I had no problem with this, unlike giving him shots, which made me queasy. This felt bizarre, as I’m the least queasy person when it comes to this stuff. When my kids had their inevitable traumas, I always felt the parent engine rev up and it was off to the ER. Blood, pain, screaming—this will pass.
But giving this little kid a shot in his belly fat or his thigh, as accustomed to it as he’d become, wasn’t in my wheelhouse. I could do it, but I’d prefer to hold his hand, and snuggle while someone else did the dirty work. So this is back to baseline for me. I can count carbs. I lived through the early years of the 21st century; of course I can count carbs.
So no crying for Bixie. It’s rough and I only see a tiny fraction of the hassle, but he’s doing fine and it’s become pedestrian. He’s not being denied anything, really; he had a bowl of ice cream the other night, which I measured and weighed and calculated. I baked cookies the other day and he had one of those, too. We’re good.
I have a million stories from the past week, as if I refilled my supply, which is true. My life has become a little isolating and very lonely and unsociable in the past few months, something obvious after this trip. I’m a little rusty, and it didn’t help that I was fighting sleep deprivation the entire time. This isn’t a surprise but was more evident this week, and I’m pretty sure I didn’t top 5 hours of sleep once. This is so unlike me that it feels as though I suddenly developed an allergy to something I eat every day. I’m a great sleeper, and almost always manage to push at least close to 8 hours.

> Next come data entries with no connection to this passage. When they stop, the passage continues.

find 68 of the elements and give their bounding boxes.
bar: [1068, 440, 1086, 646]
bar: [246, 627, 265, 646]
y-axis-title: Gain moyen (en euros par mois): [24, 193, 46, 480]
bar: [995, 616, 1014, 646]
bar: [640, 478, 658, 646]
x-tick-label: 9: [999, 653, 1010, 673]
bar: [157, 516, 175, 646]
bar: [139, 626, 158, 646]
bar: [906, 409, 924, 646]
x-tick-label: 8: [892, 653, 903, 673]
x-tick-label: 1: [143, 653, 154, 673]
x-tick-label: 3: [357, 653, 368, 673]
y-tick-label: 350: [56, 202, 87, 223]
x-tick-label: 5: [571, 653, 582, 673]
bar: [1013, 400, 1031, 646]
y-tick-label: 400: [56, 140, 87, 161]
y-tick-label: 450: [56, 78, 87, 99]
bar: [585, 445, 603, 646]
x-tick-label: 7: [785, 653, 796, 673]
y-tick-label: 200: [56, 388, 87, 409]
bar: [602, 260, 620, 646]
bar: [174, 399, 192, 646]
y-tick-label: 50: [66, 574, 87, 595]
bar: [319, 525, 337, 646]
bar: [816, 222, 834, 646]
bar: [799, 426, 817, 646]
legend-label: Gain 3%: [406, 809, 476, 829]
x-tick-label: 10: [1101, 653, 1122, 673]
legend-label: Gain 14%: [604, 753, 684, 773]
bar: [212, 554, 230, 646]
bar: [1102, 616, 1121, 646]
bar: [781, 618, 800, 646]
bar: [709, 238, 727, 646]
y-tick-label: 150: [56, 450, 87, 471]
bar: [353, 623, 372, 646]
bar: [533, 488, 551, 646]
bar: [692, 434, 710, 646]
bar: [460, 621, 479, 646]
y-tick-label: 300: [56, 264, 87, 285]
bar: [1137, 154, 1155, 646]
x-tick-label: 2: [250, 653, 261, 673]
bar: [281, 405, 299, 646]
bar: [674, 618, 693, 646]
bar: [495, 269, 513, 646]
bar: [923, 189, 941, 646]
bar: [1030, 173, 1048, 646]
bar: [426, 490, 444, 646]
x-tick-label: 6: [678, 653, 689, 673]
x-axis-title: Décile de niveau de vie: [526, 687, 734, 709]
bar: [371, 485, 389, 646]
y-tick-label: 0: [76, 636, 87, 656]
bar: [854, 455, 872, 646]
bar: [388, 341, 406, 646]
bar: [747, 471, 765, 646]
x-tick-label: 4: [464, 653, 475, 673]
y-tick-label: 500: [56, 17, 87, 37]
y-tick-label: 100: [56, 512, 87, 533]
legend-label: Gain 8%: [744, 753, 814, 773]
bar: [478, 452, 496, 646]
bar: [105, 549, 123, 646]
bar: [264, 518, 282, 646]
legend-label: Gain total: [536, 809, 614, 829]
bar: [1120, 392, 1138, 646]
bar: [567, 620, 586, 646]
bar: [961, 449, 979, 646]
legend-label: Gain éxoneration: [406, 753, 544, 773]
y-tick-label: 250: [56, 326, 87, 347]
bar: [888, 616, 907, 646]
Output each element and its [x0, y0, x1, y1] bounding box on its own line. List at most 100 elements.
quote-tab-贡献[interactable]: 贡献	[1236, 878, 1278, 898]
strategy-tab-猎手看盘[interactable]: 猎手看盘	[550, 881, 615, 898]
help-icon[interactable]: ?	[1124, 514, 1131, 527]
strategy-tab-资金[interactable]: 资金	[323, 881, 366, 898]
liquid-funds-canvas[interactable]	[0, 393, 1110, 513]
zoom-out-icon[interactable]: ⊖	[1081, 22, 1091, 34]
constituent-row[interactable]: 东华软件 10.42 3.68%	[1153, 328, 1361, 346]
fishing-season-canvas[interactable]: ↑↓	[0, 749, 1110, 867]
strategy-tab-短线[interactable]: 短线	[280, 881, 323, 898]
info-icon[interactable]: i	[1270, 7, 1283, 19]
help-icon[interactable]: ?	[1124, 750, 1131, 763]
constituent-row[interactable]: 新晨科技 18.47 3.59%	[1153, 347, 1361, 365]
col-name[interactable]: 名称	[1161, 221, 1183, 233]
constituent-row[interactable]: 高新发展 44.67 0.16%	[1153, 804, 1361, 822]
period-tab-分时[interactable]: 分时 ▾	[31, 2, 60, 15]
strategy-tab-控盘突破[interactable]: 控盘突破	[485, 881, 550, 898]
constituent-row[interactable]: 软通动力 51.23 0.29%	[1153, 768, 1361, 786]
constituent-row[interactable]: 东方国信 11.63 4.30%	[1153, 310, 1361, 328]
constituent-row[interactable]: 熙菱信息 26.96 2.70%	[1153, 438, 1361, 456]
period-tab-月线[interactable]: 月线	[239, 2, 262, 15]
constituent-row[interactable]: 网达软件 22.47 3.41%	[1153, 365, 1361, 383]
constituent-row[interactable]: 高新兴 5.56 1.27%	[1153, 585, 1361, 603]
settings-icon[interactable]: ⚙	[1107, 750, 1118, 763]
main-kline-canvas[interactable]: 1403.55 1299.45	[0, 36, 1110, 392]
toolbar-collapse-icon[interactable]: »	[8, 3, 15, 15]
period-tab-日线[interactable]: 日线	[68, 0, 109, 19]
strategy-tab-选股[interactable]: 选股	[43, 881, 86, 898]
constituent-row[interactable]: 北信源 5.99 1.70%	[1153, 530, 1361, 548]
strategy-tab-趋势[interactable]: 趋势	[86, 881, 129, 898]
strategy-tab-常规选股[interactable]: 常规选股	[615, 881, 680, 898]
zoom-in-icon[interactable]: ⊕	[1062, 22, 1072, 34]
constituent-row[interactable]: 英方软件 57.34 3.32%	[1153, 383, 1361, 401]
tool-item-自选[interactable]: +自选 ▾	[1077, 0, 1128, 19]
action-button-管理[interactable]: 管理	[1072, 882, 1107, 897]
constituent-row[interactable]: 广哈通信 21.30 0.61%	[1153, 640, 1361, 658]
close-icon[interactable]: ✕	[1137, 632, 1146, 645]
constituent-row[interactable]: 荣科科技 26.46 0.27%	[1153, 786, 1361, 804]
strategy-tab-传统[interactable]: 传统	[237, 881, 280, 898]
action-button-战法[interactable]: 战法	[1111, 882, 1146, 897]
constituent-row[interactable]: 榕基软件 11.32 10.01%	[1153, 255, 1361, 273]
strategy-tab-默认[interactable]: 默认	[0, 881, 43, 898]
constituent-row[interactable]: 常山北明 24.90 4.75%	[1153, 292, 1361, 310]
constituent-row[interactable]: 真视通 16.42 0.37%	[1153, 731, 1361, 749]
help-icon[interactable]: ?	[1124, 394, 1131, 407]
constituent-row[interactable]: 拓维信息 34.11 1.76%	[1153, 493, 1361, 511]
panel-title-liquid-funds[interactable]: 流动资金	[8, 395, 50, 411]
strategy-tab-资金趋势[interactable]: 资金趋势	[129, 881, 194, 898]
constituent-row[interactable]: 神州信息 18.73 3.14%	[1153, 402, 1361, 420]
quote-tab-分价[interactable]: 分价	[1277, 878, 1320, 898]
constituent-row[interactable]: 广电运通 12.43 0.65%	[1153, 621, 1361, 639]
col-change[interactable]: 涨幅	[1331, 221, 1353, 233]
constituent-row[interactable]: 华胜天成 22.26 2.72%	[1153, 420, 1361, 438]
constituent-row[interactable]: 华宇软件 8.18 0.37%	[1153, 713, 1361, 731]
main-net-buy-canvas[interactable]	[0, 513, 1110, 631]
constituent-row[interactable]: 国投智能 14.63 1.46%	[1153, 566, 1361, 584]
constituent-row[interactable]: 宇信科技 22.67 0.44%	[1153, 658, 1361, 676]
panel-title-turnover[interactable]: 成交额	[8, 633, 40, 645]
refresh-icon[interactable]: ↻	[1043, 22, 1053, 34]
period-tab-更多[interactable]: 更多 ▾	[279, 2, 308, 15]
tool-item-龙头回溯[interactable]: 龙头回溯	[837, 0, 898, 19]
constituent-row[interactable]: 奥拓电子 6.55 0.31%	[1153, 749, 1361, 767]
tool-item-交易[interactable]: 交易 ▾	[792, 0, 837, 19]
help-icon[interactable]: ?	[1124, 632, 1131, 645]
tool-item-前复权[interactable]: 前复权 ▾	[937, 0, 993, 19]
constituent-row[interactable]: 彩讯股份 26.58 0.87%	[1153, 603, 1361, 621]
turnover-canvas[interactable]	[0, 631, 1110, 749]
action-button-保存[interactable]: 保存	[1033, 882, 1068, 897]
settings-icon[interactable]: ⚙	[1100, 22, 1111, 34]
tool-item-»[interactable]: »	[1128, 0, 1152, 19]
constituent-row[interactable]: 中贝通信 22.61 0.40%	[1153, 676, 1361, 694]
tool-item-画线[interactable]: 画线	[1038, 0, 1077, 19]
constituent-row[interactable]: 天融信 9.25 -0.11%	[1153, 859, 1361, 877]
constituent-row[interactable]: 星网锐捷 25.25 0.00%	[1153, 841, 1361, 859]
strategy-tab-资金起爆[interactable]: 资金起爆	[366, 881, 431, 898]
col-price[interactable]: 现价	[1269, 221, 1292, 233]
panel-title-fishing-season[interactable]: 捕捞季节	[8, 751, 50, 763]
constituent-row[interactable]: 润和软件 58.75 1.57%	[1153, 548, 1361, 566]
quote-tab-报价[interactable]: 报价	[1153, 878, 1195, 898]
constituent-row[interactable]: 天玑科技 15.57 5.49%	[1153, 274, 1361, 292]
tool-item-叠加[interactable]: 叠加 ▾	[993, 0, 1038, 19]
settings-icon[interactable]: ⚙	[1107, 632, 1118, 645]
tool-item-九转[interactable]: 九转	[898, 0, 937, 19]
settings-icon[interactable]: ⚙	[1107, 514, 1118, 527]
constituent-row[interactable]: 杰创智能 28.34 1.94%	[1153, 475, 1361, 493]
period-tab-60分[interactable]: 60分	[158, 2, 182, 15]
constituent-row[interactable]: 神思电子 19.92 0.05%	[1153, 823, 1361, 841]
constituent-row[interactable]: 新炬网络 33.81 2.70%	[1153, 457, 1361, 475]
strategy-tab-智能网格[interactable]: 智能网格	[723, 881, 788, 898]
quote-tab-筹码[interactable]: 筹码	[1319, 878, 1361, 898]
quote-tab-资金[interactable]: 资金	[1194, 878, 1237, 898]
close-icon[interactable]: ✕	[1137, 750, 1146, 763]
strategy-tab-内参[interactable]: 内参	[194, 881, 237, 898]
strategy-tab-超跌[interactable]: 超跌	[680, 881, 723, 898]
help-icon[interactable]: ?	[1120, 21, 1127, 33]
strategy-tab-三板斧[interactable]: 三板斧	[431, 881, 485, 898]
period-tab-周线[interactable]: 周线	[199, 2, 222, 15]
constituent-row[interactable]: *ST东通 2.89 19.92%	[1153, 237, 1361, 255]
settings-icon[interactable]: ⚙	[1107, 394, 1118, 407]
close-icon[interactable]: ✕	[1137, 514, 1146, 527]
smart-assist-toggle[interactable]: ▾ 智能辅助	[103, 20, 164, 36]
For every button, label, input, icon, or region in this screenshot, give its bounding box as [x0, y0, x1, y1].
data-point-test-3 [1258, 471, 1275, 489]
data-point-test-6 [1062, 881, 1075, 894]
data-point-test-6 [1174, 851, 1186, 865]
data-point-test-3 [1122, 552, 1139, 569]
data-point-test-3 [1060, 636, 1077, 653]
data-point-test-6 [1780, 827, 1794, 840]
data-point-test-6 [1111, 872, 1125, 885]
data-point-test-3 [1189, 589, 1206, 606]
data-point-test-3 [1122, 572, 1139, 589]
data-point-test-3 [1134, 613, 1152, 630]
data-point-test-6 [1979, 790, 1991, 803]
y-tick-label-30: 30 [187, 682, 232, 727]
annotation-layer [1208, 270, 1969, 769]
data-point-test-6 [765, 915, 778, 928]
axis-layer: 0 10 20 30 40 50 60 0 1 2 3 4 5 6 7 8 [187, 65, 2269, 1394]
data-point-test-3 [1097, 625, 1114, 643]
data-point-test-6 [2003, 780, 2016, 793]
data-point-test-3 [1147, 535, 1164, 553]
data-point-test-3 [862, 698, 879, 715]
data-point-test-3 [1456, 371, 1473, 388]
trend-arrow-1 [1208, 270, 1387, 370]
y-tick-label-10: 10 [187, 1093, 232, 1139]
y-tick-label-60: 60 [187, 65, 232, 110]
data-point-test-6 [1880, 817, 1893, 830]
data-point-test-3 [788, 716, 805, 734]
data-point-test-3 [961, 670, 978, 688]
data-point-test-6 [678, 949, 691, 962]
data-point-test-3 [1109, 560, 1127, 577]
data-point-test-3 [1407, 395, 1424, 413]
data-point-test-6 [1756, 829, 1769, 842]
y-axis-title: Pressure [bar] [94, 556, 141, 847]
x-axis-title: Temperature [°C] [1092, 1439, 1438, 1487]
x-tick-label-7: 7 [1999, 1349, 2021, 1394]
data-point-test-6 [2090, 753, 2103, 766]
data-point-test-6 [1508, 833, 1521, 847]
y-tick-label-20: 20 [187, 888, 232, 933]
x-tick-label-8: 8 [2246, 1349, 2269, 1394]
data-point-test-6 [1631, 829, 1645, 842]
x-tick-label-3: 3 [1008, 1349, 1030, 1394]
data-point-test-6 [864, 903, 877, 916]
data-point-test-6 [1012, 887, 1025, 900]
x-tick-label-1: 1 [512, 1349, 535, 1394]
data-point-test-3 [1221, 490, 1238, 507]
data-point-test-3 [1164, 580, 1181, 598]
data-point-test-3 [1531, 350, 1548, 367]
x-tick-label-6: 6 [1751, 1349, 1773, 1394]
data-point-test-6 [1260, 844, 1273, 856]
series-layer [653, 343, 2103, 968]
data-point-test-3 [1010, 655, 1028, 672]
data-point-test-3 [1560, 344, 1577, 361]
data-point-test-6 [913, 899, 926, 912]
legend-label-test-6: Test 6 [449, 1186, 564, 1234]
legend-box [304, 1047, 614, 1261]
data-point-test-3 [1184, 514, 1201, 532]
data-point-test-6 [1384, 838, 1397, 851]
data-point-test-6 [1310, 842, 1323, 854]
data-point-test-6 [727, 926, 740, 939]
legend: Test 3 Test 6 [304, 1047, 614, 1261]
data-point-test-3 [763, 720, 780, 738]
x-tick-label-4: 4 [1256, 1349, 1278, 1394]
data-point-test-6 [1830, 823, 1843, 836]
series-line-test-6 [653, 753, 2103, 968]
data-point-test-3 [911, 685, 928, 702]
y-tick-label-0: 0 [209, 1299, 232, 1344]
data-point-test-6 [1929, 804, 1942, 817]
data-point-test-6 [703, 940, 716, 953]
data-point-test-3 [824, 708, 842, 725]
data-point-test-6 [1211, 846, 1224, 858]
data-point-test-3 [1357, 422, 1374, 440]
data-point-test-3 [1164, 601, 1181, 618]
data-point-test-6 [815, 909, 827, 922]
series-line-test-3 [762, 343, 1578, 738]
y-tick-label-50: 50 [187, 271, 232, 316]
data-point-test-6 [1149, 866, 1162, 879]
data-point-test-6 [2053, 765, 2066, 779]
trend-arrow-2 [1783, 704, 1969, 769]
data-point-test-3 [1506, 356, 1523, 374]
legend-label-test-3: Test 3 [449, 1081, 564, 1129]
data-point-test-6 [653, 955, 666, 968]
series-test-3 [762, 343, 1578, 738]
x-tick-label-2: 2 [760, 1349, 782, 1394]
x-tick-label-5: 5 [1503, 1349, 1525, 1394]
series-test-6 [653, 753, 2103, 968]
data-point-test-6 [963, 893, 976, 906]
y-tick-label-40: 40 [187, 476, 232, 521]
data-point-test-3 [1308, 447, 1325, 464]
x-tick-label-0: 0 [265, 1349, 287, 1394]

And I welcome this, really. Wanted more sleep, needed more sleep, but changing my routine is always a good idea and I got feedback. My Fitbit showed me that I was moving every hour, quite a bit, not achieving any record number of steps or anything special, just constantly moving. With the exception of a couple of short walks on foot, the longest less than a mile roundtrip, to run errands for my daughter, I stayed inside with the boy. It’s December, even in Texas.
I also note that I routinely charge batteries. Every day. Some days, I find myself charging four devices at the same time, add ‘em up (Bluetooth headphones, phone, iPad, etc.). This is only a reflection of being at home; whatever the thing is, I usually have two and one is often charging while I use the other, just convenience. A couple of these devices I switch out a couple of times a day to recharge, and last week I did it twice in total.
I sent a couple of emails and then didn’t check for a response until many hours had passed, which is essentially the anti-Chuck, let’s be honest.
I read four books on my Kindle, finishing up a couple I’d started at some point and then just reading because I was on a plane or couldn’t sleep, which is also different.
I was hyperaware that I tend to forget to eat when I’m away from home, and always seem to drop a pound or two, and really, really didn’t want that to happen, so I shoved a lot of small meals into my pie hole and did just fine. Scrawny but fine.
I was just busy with the day-to-day of a lovely 5-year-old charmer, sweet and kind and scary smart. It’s the best kind of busy, too.
Left to right: Bix and I spent a few hours with map puzzles, fun for him and joy for me; we also pretended to be airplanes a lot. The final photo is the poster for Roomful of Teeth’s performances with Peter Sellars in France, where my son-in-law has spent the past few weeks and why we came out at this particular time.